I like this story, I like where it’s coming from and understand that you have a good command over the language. The flow is very good too. This is one of those unique stories that nobody writes.
-"...although the hems of his pants and the elbows of his jacked showed considerable wear..."---I think that’s Jacket.
Now I am going to get dirty: Just in case you want to make any improvements. You don’t need to, it is fine as is. This is just my opinion. I am not an editor and am probably wrong about half of the suggestions I make.
As I said the flow is good but I think the pace is a little off. It is more paced like a novelette than a short story. That may also be due to the fact that there are sentences here that don’t necessarily contribute in moving the story forward.
-"...academic enrolled at the university here in town, and that he often could be seen strolling around town with a backpack and a camera."--- Here you have gone out of your way by having your character, the waitress, remember of an instance, where she heard something from somebody else, about OTHER events that take place outside of the setting of the story. That is complicated, unnecessary and does not help move the story forward.Remember, Marc, this is a short story; every word must count. What if your main person did something within the setting of the story that revealed character and pushed the story ahead?

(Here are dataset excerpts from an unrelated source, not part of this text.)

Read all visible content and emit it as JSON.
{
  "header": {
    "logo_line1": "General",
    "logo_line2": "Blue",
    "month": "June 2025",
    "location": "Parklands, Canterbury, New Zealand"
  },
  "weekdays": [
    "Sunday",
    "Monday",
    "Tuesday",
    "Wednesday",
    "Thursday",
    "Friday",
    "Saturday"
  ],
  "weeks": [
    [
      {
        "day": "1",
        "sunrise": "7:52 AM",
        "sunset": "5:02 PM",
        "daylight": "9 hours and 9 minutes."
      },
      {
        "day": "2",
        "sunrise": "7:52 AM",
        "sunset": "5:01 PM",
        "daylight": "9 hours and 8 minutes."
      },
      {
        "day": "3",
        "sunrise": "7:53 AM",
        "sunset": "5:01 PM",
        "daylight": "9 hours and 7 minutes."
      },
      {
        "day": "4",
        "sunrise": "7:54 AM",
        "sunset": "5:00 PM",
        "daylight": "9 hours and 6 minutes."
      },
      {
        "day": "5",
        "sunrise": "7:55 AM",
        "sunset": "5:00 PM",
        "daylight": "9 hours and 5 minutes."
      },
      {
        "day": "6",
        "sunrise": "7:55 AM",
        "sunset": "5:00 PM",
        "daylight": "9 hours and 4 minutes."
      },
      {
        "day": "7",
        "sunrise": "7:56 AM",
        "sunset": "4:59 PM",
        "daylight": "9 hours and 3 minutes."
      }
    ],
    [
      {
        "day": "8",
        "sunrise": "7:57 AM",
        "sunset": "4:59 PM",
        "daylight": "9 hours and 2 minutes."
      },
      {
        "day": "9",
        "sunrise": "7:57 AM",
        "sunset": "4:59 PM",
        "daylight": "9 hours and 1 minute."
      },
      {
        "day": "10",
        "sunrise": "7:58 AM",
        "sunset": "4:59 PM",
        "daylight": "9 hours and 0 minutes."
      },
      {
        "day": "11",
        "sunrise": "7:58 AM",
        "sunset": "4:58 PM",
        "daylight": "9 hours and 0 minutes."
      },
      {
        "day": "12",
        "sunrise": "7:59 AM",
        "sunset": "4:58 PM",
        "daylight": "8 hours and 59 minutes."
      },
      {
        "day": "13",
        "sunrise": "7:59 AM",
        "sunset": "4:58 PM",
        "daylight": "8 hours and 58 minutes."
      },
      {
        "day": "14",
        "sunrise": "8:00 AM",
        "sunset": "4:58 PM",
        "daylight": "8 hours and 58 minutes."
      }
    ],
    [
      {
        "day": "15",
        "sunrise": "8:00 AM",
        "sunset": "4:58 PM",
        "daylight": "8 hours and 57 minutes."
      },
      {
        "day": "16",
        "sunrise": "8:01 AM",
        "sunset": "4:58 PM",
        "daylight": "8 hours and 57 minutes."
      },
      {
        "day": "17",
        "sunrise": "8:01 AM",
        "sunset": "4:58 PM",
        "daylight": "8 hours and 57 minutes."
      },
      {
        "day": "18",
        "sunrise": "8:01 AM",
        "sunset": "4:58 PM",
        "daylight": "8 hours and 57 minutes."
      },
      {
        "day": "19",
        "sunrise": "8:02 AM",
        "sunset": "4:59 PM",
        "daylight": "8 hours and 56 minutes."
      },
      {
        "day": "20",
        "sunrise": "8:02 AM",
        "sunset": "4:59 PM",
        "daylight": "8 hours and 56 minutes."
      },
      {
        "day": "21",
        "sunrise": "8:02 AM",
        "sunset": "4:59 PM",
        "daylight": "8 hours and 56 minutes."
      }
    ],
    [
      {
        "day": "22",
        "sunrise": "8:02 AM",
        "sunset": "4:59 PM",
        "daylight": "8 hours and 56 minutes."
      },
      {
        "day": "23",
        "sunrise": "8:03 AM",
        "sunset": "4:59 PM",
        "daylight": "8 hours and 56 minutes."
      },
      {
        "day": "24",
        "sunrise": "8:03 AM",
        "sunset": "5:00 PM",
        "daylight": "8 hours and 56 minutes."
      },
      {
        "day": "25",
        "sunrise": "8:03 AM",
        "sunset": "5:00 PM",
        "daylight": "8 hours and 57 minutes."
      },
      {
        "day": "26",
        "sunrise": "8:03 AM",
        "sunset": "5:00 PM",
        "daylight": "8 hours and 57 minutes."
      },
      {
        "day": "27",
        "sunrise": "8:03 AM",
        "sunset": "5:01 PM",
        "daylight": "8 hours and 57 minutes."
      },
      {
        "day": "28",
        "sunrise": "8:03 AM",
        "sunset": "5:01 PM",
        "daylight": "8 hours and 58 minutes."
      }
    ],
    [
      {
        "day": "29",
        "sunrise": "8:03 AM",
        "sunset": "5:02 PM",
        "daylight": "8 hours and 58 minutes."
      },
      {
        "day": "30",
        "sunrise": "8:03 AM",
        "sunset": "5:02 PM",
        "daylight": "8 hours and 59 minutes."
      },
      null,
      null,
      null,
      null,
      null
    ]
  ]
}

Another subject that I want to talk about is the characters. You have two characters here, and plenty of words, yet I don’t feel like the characters are coming through the best they can. I don’t really feel how he feels and don’t see what she sees. Why not point things out that all the readers can connect to. Maybe the waitress's nail polish is faded and chipped away? Maybe she is old school and keeps her pen on her year, or maybe not? Maybe her uniform is clean and well kept but her watch is old and cheap. After all she is poor not shabby! I hope you understand what I mean.
I think you chose a great setting. A diner! I was expecting and explosion sense. I don’t think you completely capitalized on that. There is ample opportunity for you to bring us, the readers, into the setting. This place probably smells of all kinds of foods. We learn later that you character was hungry. What if he could smell all the dishes that went by? What color is the uniform of the attendants? Is the diner one of those dark, romantic ones, or a Denny's type? Touching on the 5 senses will bring a lot of life into the setting and also let us be on the same page as you are, as far as the setting goes.
Overall, I like your work, even though I see more potential in you as a writer. If you choose to work on this story please keep me in the loop. I would love to review it again.
Thanks for sharing this story with me,
You are a good writer, keep writing.